1. Don't leave with hang-ups
Are you a headteacher leaving this summer? Try to make a clean break and not leave anything behind that might become an irritation or an embarrassment. So don't accept an indifferently executed portrait of yourself for the school hall, or donate an annual handwriting prize and expect to come back each year to present it. Both of these are real examples I've heard about, by the way. Above all, please don't accept an invitation to be on the governing body. (Yes, that's actually happened, too.)
Key point: There's only one good reason ever to go back, and that's for a former colleague's retirement. Even then, best to do it quietly and privately.
2. Learn to be a governor online
My niece's husband has just been elected a parent governor. He's on the mother of all learning curves, and has eagerly grabbed my offer to act as a private hotline. It's really important that governors know their responsibilities, and yet it's difficult for many of them to attend training sessions. The web is one answer, and the GEL (Governors East Learning) online package from the Eastern Leadership Centre is being taken up by an increasing number of authorities - 16 so far - beyond its East of England base.

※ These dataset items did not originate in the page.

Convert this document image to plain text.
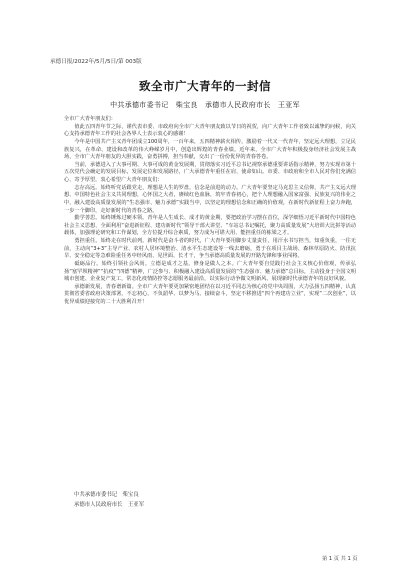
承德日报/2022年/5月/5日/第 003版
致全市广大青年的一封信
中共承德市委书记　柴宝良　承德市人民政府市长　王亚军

全市广大青年朋友们：

值此五四青年节之际，谨代表市委、市政府向全市广大青年朋友致以节日的祝贺，向广大青年工作者致以诚挚的问候，向关心支持承德青年工作的社会各界人士表示衷心的感谢！

今年是中国共产主义青年团成立100周年，一百年来，五四精神薪火相传，激励着一代又一代青年，坚定远大理想，立足民族复兴，在革命、建设和改革的伟大峥嵘岁月中，创造出辉煌的青春业绩。近年来，全市广大青年积极投身经济社会发展主战场，全市广大青年朋友的大胆实践，奋勇拼搏，担当奉献，交出了一份份优异的青春答卷。

当前，承德进入了大事可期、大事可成的黄金发展期，贯彻落实习近平总书记视察承德重要讲话指示精神，努力实现市第十五次党代会确定的发展目标，发展定位和发展路径，广大承德青年重任在肩、使命如山。市委、市政府和全市人民对你们充满信心、寄予厚望，衷心希望广大青年朋友们：

志存高远。始终听党话跟党走，理想是人生的罗盘，信念是前进的动力。广大青年要坚定马克思主义信仰，共产主义远大理想、中国特色社会主义共同理想，心怀国之大者，赓续红色血脉，筑牢青春初心，把个人理想融入国家富强、民族复兴的伟业之中，融入建设高质量发展的“生态强市、魅力承德”实践当中，以坚定的理想信念和正确的价值观，在新时代新征程上奋力奔跑，一步一个脚印，走好新时代的青春之路。

勤学善思。始终锤炼过硬本领。青年是人生成长、成才的黄金期，要把政治学习摆在首位，深学细悟习近平新时代中国特色社会主义思想，全面利用“奋进新征程、建功新时代”领导干部大讲堂、“车站总书记嘱托，聚力高质量发展”大培训大比拼等活动载体，加强理论研究和工作谋划，全方位提升综合素质，努力成为可堪大用、能担重任的栋梁之才。

勇担重任。始终走在时代前列。新时代是奋斗者的时代，广大青年要用脚步丈量责任，用汗水书写担当，知重负重，一往无前，主动向“3+3”主导产业、农村人居环境整治、清水平生态建设等一线去磨砺，勇于在项目主战场、森林草原防火、防汛抗旱、安全稳定等急难险重任务中经风雨、见世面、长才干，争当承德高质量发展的开路先锋和事业闯将。

砥砺品行。始终引领社会风尚。立德是成才之基，修身是做人之本。广大青年要自觉践行社会主义核心价值观，传承弘扬“塞罕坝精神”“抗疫”“四德”精神，广泛参与、积极融入建设高质量发展的“生态强市、魅力承德”总目标，主动投身于全国文明城市创建、企业复产复工，常态化疫情防控等志愿服务最前沿，以实际行动争做文明新风、展现新时代承德青年的良好风貌。

承德新发展，青春谱新篇。全市广大青年要更加紧密地团结在以习近平同志为核心的党中央周围，大力弘扬五四精神，认真贯彻省委省政府决策部署，不忘初心、不负韶华、以梦为马、接续奋斗，坚定不移推进“四个再建功立业”，实现“二次创业”，以优异成绩迎接党的二十大胜利召开！

中共承德市委书记　柴宝良
承德市人民政府市长　王亚军
第 1 页 共 1 页
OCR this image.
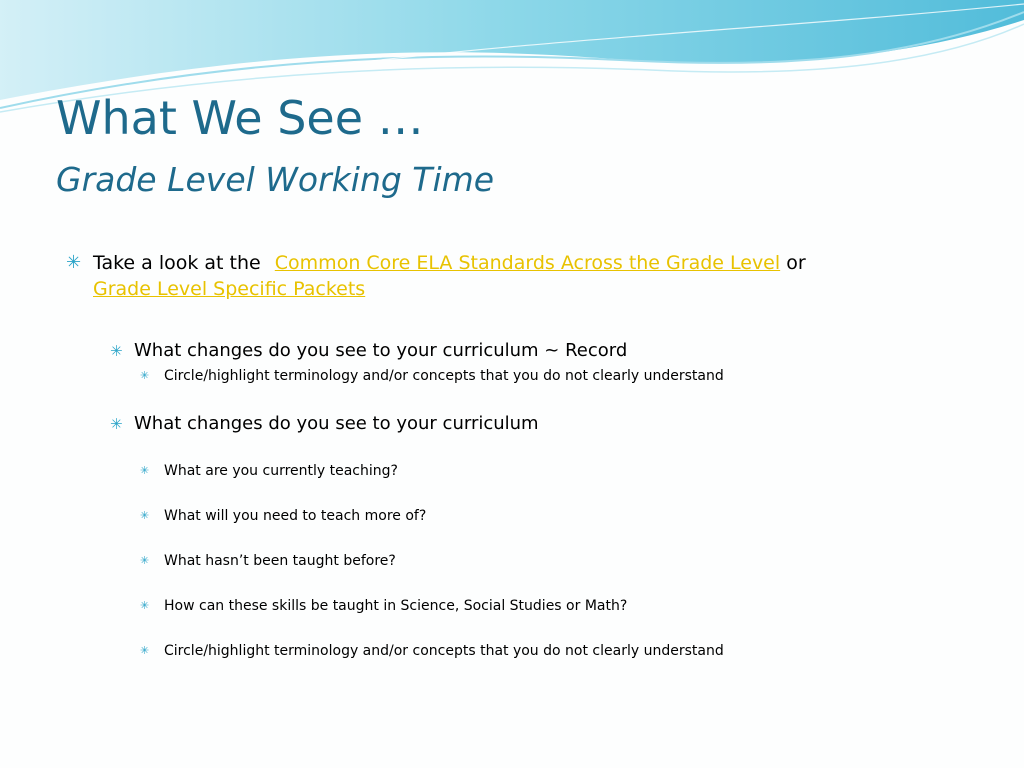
What We See …
Grade Level Working Time
✳ Take a look at the Common Core ELA Standards Across the Grade Level or
Grade Level Specific Packets
✳ What changes do you see to your curriculum ~ Record
✳ Circle/highlight terminology and/or concepts that you do not clearly understand
✳ What changes do you see to your curriculum
✳ What are you currently teaching?
✳ What will you need to teach more of?
✳ What hasn’t been taught before?
✳ How can these skills be taught in Science, Social Studies or Math?
✳ Circle/highlight terminology and/or concepts that you do not clearly understand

3. Lap up laptop technology
Geoff Staniforth, director of behaviour and attendance at Ashby School in Leicestershire, writes to share his enthusiasm for using software to record and track pupil behaviour. Without it, pupils can get away with continuing low-level disruption lesson to lesson because teachers don't have time to write everything down. But, says Geoff, when it's just a matter of a quick entry on a laptop or a PDA, the record builds up. "They will be logged every time and consequences follow," he says.
Key point: Geoff points out that it's equally easy to log good behaviour, and Ashby has seen a 400 per cent increase in staff giving positive rewards.
Ashby uses Bromcom's "e-behaviour" (www.bromcom.com). Other products include "PARS" from Tasc Software www.tascsoftware.co.uk and SIMs "Lesson Monitor' www.capitaes.co.uk
4. Make your mark early
The website for Enterprise Week 2008 (November 17-23) has just gone live. Last year, 38,000 pupils took part in the Make Your Mark Challenge that starts the week off. There's huge interest in enterprise and creativity in schools at the moment, and this is an ideal focus for it, coming just at the right time a couple of months into the new term. You need to go on the website now, do preliminary planning up to the end of term, then hit the ground running in September.
5. Take a reality check
Before you're carried away with your Building Schools for the Future (BSF) vision, hypnotised by that architect's model in the entrance hall, read the article "Grand Designs" in the latest issue of Report from the Association of Teachers and Lecturers. It's a dose of reality from people with experience. Incidentally, if you're a long way down the list for BSF, I hope you're more optimistic than the head I met recently, who said: "I think we're Wave 15. By then I assume we'll get our windows cleaned."